I’m on my third book on armed resistance in the South between 1950 and 1970: Deacons for Defense; Robert Williams: Radio Free Dixie and The Blood Done Sign my Name. What started out with some background reading on the history of my new home state of North Carolina has turned into almost obsession to understand the complexity of the civil rights movement and the impact of violence in anti-racism.
I’ve heard many Martin Luther King sermons but no mention of Robert Williams, a member of the Monroe NC Unitarian Fellowship in the 1950’s. He practiced and preached armed resistance and eventually fled to Cuba. The NAACP cancelled his membership. The SCL disparaged him.
I’ve participated in anti-racism workshops but nothing helped me understand racism and white privilege like the last chapter in ‘The Blood Done Sign My Name’.
I feel really ignorant and naïve. Maybe that is why I am obsessed with seeking greater understanding.
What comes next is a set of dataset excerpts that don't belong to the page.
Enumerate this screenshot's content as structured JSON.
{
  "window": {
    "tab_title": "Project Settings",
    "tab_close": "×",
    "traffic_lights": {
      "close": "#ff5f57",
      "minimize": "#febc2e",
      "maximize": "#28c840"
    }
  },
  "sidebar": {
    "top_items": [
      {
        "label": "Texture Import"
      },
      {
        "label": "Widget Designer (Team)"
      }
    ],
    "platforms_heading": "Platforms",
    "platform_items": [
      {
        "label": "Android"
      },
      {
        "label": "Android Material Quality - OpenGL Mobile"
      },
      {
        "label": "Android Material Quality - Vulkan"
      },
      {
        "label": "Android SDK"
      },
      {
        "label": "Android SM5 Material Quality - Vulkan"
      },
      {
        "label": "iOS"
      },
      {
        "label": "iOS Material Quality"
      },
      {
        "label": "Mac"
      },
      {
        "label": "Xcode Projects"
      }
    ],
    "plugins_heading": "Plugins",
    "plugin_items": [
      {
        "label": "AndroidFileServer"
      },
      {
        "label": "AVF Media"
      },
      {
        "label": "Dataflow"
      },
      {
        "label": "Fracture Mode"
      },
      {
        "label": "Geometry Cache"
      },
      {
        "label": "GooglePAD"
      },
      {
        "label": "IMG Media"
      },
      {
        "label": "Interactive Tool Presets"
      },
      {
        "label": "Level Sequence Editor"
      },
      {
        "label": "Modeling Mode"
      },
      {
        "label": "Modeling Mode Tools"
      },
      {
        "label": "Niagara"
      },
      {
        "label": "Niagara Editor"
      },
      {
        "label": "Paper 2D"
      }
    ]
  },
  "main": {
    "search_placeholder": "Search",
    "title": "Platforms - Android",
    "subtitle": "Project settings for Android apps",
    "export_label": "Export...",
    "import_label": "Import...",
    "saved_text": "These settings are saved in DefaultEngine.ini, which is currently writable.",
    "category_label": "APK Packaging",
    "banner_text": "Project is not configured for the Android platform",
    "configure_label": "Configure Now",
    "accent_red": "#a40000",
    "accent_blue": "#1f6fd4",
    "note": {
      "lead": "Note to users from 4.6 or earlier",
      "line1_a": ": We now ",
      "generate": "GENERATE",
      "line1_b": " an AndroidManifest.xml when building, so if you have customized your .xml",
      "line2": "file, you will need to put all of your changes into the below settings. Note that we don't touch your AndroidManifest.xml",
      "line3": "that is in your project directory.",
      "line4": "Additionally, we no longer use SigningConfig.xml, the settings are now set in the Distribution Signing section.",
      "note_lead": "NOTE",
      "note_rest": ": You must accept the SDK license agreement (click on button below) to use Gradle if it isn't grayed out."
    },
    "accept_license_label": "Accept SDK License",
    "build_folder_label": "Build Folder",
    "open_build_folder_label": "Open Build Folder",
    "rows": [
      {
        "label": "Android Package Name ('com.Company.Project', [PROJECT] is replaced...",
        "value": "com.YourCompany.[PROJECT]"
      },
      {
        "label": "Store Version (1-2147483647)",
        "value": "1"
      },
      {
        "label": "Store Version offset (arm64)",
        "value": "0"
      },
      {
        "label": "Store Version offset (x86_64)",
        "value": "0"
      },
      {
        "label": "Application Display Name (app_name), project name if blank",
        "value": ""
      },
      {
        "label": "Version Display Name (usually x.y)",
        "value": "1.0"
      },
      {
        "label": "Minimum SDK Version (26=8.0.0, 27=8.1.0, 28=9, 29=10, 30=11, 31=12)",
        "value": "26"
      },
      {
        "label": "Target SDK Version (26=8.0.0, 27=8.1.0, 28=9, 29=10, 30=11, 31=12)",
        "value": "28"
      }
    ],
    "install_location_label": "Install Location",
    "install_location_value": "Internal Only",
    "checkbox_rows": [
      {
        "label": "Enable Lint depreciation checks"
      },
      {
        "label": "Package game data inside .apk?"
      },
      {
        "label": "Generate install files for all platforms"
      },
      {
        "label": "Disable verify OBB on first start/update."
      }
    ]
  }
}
I also am worried. When I was in the first grade in Boise, my teacher wrote my mother a note reporting that I was holding hands with a little “colored boy”. I think we kissed but that may be my mother’s tendency for exaggeration. I always thought the point to the story was that I didn’t even notice his skin color. Now I wonder what happened to that little “colored boy”. What did the teacher say to him? For me it is a nice little story – but is there a more painful racist version?
Thanks for the book suggestions. I will make a note.
How are you liking Spiral Staircase by Armstrong? I read that a few months ago; powerful stuff for me.